After studying acting at New York University — where he met Guest — and a brief stint playing guitar with the fading psychedelic band the Left Banke, he moved to Los Angeles, where he teamed up with Shearer and David Lander to make the cult radio show Credibility Gap.
Then, in 1976, he and Lander were hired to write a script for the Happy Days spin-off Laverne and Shirley. They were told they could stick their Credibility Gap characters Lenny and Squiggy into the show at some point. “Which we took to mean the first show! So we wrote ourselves into the first show and every succeeding show; the show was a big hit, suddenly I was paying the bills.”
Then came Spinal Tap. He was on a roll. Did he think that that he might become a leading man?
“You know,” he says slowly, “I don’t really know how that’s done. Look at a few careers. You can’t track them. If you walked up to Leslie Nielsen on the set of Forbidden Planet and said, ‘You know what? If you wait 20 years you’re going to be a huge comedy star,’ he’d look at you as if you were out of your mind. So I don’t worry about those things. It’s like George Carlin said: ‘I don’t sweat the petty things . . . and I don’t pet the sweaty things’.”

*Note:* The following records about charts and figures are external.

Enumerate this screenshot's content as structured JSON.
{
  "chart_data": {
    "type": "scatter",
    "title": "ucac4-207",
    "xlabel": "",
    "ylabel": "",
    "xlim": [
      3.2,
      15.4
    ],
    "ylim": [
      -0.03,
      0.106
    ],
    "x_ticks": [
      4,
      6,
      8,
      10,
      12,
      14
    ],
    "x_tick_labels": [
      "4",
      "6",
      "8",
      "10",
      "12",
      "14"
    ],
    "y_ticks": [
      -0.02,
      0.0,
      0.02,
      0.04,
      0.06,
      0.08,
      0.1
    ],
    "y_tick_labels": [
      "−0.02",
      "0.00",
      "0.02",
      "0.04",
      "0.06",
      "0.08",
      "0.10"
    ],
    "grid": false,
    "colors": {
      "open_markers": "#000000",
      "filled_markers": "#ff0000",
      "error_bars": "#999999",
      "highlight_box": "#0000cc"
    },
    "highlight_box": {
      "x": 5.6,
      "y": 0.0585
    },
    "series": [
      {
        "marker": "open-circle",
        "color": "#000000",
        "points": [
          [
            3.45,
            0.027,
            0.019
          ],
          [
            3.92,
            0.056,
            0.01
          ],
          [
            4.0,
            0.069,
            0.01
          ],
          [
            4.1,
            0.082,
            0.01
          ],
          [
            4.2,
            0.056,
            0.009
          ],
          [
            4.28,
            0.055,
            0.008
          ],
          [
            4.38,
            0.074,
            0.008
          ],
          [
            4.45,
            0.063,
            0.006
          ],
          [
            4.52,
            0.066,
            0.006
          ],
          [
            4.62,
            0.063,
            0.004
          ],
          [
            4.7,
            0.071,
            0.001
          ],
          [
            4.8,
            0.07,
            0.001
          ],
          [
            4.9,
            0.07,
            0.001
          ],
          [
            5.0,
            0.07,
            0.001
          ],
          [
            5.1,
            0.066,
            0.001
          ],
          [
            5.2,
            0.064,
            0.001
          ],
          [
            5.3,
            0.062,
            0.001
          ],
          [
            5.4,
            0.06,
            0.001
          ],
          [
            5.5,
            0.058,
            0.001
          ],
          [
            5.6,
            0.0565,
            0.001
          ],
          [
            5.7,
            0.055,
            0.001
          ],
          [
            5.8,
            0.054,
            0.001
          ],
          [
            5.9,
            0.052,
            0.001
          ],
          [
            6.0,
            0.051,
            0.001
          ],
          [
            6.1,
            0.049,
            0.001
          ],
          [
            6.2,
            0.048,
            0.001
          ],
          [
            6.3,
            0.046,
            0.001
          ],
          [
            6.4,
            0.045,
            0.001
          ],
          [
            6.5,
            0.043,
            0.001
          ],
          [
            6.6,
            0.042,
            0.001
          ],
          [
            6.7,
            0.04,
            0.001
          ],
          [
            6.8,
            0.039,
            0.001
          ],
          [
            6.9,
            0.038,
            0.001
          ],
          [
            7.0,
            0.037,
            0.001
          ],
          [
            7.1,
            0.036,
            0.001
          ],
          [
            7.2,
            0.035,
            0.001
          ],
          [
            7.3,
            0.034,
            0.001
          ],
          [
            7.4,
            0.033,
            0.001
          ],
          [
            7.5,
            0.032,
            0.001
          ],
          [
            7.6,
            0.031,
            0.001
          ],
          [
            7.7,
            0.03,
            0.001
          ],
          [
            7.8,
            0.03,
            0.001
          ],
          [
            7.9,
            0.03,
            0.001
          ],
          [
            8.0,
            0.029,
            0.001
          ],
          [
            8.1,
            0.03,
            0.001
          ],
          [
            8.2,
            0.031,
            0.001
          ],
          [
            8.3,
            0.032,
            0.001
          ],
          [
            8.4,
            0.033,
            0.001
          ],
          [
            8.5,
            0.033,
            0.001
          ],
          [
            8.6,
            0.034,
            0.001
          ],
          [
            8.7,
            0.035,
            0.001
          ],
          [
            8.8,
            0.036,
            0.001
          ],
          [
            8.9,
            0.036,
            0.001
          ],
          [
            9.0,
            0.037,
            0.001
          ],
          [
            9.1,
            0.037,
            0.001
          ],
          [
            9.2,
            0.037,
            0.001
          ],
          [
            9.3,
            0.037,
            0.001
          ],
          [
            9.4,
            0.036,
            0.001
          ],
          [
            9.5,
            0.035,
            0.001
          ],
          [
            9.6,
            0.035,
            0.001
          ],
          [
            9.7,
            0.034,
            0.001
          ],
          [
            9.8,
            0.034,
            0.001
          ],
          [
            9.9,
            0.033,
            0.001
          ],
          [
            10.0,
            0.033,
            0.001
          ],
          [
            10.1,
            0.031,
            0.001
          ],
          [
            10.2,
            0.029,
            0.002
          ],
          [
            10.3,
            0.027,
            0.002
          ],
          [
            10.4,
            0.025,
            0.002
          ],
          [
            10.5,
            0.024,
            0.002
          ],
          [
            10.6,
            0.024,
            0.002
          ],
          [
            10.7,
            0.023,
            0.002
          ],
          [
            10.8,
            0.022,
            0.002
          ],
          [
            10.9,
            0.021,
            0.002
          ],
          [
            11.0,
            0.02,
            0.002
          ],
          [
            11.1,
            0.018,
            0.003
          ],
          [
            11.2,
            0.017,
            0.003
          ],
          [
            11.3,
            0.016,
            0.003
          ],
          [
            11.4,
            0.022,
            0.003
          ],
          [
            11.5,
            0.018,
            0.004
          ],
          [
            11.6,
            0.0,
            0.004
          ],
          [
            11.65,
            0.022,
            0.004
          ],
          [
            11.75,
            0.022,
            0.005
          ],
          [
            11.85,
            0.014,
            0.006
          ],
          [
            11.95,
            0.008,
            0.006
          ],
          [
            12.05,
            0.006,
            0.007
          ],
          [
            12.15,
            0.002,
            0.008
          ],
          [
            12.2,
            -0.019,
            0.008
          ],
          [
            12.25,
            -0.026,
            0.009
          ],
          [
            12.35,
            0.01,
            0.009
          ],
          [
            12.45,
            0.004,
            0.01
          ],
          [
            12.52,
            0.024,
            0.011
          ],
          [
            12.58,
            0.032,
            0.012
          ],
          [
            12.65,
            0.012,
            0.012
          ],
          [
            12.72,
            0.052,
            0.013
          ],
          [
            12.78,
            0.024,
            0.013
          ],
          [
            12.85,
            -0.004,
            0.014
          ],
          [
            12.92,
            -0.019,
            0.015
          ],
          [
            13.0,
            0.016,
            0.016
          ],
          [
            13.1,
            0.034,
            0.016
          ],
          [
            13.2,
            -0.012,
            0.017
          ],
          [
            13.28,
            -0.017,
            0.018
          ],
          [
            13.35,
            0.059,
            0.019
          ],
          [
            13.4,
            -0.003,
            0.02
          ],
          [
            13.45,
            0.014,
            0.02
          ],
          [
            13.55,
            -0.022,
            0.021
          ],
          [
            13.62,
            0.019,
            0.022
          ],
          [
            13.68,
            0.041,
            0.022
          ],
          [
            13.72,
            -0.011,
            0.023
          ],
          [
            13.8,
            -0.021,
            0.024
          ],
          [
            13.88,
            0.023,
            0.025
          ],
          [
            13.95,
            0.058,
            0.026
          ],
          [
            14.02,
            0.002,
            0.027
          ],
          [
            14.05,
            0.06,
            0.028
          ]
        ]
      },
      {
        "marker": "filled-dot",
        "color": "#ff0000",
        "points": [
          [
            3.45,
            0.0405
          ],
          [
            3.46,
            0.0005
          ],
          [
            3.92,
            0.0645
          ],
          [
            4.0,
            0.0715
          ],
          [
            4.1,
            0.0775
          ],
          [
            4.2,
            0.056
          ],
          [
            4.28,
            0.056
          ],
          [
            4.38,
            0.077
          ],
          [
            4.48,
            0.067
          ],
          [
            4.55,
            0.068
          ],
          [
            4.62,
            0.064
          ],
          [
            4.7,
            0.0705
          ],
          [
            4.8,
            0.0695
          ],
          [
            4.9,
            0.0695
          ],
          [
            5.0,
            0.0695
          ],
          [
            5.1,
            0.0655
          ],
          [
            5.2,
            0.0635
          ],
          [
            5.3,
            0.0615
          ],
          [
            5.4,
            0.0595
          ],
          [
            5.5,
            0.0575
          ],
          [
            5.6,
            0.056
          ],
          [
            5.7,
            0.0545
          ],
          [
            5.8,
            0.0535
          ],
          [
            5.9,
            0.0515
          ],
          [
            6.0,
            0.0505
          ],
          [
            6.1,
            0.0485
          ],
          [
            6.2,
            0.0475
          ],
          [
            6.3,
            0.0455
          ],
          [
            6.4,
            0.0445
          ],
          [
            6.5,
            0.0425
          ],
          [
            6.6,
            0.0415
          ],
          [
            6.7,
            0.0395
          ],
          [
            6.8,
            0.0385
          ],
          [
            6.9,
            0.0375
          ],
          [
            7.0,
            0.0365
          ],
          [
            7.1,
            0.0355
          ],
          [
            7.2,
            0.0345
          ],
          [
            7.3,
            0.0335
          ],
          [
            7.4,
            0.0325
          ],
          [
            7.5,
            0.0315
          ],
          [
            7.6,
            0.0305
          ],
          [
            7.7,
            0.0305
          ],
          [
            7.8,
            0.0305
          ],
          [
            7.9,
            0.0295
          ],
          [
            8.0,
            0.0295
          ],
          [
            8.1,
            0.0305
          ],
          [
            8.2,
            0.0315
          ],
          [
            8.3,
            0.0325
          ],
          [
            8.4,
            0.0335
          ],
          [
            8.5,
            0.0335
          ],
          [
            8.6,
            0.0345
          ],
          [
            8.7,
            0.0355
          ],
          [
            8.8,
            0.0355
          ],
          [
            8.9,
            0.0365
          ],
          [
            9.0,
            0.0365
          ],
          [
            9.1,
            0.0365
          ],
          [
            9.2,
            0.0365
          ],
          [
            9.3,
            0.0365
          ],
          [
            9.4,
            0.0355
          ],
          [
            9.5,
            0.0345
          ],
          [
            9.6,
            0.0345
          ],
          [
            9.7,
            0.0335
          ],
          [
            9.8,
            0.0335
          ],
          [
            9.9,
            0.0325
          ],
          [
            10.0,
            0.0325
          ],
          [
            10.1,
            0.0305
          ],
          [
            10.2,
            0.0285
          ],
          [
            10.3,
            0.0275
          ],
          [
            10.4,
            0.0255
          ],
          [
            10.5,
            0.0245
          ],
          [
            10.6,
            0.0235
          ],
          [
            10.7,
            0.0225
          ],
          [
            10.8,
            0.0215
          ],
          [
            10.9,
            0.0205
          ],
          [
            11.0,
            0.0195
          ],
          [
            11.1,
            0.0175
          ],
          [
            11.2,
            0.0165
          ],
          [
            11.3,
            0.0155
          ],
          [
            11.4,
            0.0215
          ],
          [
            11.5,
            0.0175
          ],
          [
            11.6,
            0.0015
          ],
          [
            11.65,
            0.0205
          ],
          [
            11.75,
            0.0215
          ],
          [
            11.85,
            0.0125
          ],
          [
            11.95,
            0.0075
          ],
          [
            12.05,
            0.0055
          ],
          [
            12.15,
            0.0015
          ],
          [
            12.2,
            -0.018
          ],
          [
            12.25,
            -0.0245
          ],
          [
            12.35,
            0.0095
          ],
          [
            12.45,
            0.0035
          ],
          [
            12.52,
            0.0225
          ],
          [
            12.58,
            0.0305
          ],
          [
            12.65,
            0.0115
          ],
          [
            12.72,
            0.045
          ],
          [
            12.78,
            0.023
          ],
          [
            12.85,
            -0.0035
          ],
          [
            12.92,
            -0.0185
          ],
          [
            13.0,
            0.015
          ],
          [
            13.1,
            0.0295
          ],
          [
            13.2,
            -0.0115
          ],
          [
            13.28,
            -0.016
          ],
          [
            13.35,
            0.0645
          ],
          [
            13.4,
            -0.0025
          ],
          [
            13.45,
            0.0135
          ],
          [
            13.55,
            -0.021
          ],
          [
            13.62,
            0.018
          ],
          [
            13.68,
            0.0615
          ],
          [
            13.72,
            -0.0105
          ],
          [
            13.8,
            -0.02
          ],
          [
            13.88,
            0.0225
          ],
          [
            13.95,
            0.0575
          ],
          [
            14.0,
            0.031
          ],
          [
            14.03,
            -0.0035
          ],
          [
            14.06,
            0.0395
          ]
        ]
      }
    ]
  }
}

With more than 150 film and TV credits to his name, not to mention his recent theatre roles, McKean has never lacked work. Guest asked him to collaborate on Waiting for Guffman, the first of his series of improvised film comedies, but McKean was too busy filming at the time, so Guest went on to devise all his films with Eugene Levy.
But he and his second wife, the actress Annette O’Toole, have been slowly writing a stage musical together over the past few years. And when O’Toole finishes her stint as Superman’s mum on the TV show Smallville next year — and the 2,200-mile round-trip commute from Los Angeles to Vancouver that it entails — they hope finally to finish it.
McKean has a reputation for being easy to work with, but there’s one thing he insists on: no moody nonsense from his co-stars. A trace, perhaps, of his father. And certainly of his NYU drama teacher, the actress Olympia Dukakis.
“She was very plainspoken,” he says. “We’d talk about how hard it is creating
something believable on stage. But she also said: ‘Look, however hard it
gets, don’t ever lose sight of the fact that the reason you wanted to do
this was that it looks like fun.’ And it is fun. Because life’s too short to
sweat the petty things, it really is.”